Outside the power and water sectors, stalled projects dominate PPP programmes in the region, from small projects such as Dubai courts building and car park and the four airport PPP projects in Saudi Arabia to the multibillion-dollars’ worth of metro projects in the kingdom.
Earlier this year, Dubai’s Roads & Transport Authority also retendered Union71, known previously as the Union Oasis project, a transit-oriented development planned on the land above the underground station where the Dubai Metro Red and Green lines meet. The contract to develop the project has been under negotiation for two years prior to the retender.
New projects or new developments on planned projects have been emerging in recent months.
In early March, Abu Dhabi awarded the 12-year PPP contract to replace the emirate’s streetlights to Abu Dhabi-based Tatweer for Traffic Assets & Systems Operation and Management (Tatweer).
The scope of the project includes replacing approximately 43,000 street lights with energy-efficient LED lights.
Abu Dhabi’s strategy appears to differ from those seen in other GCC states. “By starting small, it could build a positive track record that will help it attract more investors as it ventures into larger projects that require more substantial investment and more complex project structure,” a DIFC-based senior transaction adviser tells MEED.
It is understood the Abu Dhabi government’s main plan includes procuring $2.7bn-worth of infrastructure projects through a PPP model. Succeeding projects include a car park, school and three road projects.
Over the border in Saudi Arabia, the National Centre for Privatisation (NCP) has recently initiated the development of a 244-bed hospital in Medina. A total of 86 firms, including 40 local companies, expressed interest in the Al-Ansar hospital PPP.
Oman’s Public Authority for Privatisation & Partnership (PAPP) has also sought transaction advisers for the development of schools and an educational complex in the country.
There have been few successful PPPs in the region, which include the Medina airport and Hajj terminal in Jeddah.

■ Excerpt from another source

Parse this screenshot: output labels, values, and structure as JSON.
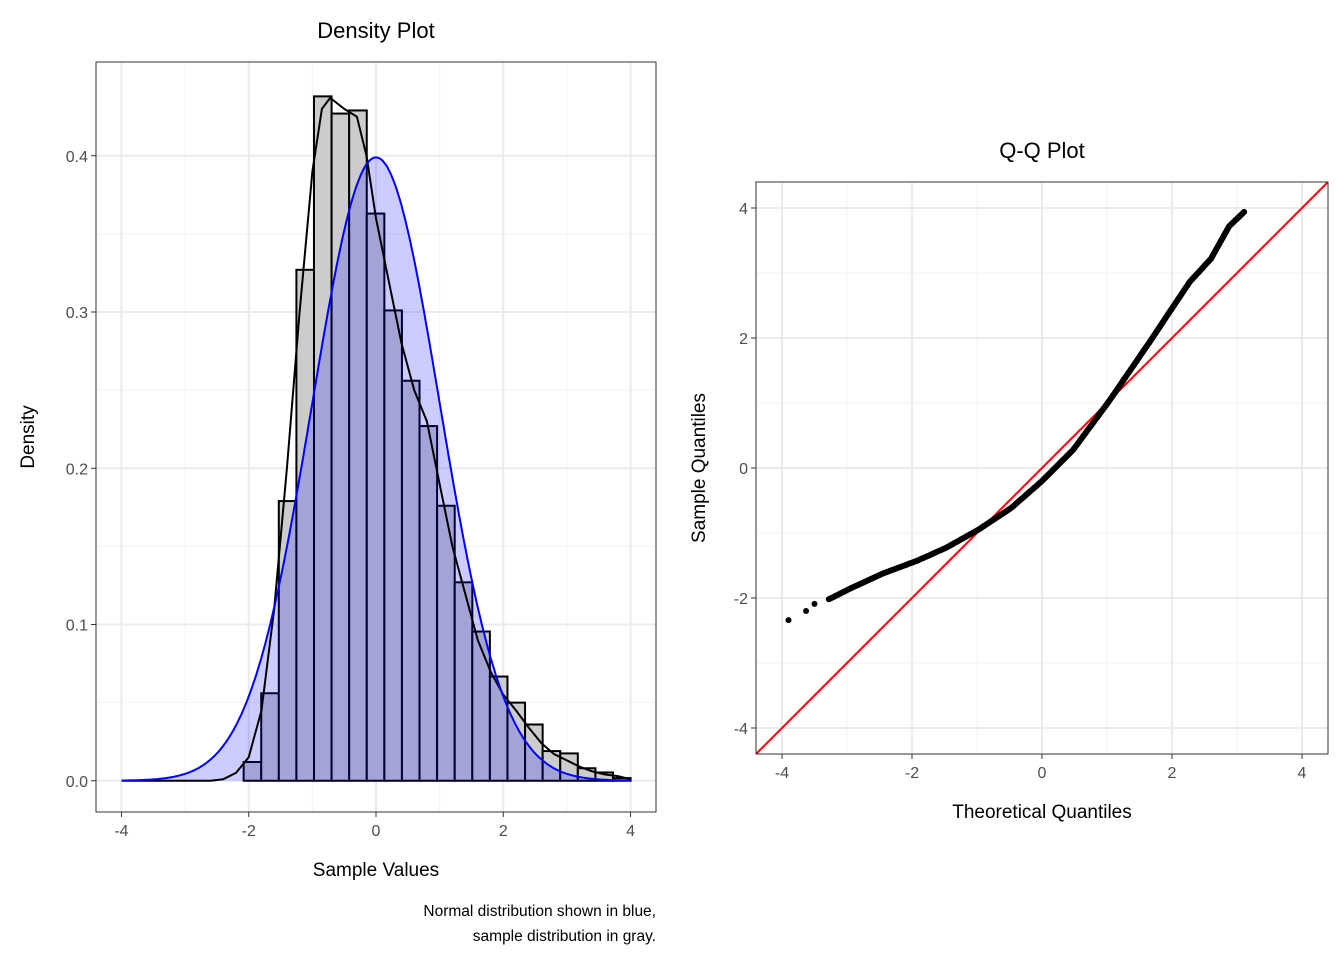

Over the years, the reasons for this have included the lack of commitment of project stakeholders, the lack of or unclear investment regulations, and the challenge of presenting bankable projects to private investors.
The Covid-19 outbreak has added an additional complication, which could include reduced patronage and fewer passengers for transport projects and lower occupancy for housing schemes.

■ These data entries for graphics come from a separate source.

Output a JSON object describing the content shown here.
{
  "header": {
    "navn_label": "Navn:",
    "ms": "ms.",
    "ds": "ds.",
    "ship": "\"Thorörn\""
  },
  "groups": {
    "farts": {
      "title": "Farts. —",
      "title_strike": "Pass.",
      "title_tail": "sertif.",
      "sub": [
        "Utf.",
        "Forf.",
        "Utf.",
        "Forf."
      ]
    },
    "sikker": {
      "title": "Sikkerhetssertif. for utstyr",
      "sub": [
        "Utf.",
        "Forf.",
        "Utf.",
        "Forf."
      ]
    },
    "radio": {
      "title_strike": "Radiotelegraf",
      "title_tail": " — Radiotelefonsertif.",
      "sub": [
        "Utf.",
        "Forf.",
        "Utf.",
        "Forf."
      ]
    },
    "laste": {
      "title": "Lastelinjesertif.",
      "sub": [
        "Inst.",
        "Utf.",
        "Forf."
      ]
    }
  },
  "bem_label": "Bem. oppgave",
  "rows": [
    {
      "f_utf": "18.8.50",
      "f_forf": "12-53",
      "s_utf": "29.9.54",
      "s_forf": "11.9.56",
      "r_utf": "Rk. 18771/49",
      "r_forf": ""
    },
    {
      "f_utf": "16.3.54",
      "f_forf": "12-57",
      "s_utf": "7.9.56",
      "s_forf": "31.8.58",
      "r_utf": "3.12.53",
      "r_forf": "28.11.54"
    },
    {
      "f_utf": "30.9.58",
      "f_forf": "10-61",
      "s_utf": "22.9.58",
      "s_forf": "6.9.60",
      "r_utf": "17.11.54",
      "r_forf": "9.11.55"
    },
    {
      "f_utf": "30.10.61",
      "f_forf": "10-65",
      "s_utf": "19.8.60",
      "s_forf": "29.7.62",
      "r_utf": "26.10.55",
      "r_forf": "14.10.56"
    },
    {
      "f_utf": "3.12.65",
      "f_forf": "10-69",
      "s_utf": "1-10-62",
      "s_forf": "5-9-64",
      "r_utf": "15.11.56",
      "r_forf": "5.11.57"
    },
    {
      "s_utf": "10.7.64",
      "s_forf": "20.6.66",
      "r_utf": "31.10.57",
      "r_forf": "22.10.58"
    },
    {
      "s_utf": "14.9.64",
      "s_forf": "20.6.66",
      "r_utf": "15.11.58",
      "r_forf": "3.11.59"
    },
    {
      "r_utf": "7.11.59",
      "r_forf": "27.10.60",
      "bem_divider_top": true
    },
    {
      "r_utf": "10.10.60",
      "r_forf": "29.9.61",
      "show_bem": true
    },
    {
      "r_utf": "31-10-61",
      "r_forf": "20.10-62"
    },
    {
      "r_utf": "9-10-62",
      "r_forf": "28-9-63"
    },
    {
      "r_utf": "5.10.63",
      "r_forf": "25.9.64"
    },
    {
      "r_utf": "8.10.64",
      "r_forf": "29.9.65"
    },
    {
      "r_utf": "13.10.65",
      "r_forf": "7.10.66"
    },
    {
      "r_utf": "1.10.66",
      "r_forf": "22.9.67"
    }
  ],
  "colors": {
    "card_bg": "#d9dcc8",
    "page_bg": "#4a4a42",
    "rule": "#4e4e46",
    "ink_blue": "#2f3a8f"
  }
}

“It takes three main parties to run a PPP tender: government, private investors and lenders,” a senior government adviser tells MEED. “All three are affected in different ways by the pandemic. It would be interesting to see how banks’ appetites for project finance have been affected, since that would raise or lower the bar for bankability.”
Asked to comment, a Saudi Arabia-based banker tells MEED they “remain fairly cautious” in the wake of the pandemic and its impact on interest rates.
“We’re seeing the fallout from the pandemic extend from airlines and hospitality companies to commercial real-estate [businesses],” the banker explains. “Banks are already on a wait-and-see mode. I think we will have a clearer picture by the time some of these [project finance] transactions reach the final stage, which is about three months [from today].”
Given some lenders’ uncertain appetite for long term investment, and based on the overwhelming number of companies that expressed an interest in Medina’s Al-Ansar Hospital scheme, it does appear that healthcare and schools PPPs have the greatest chance to push ahead under the current environment. Other projects are likely to have to wait a while.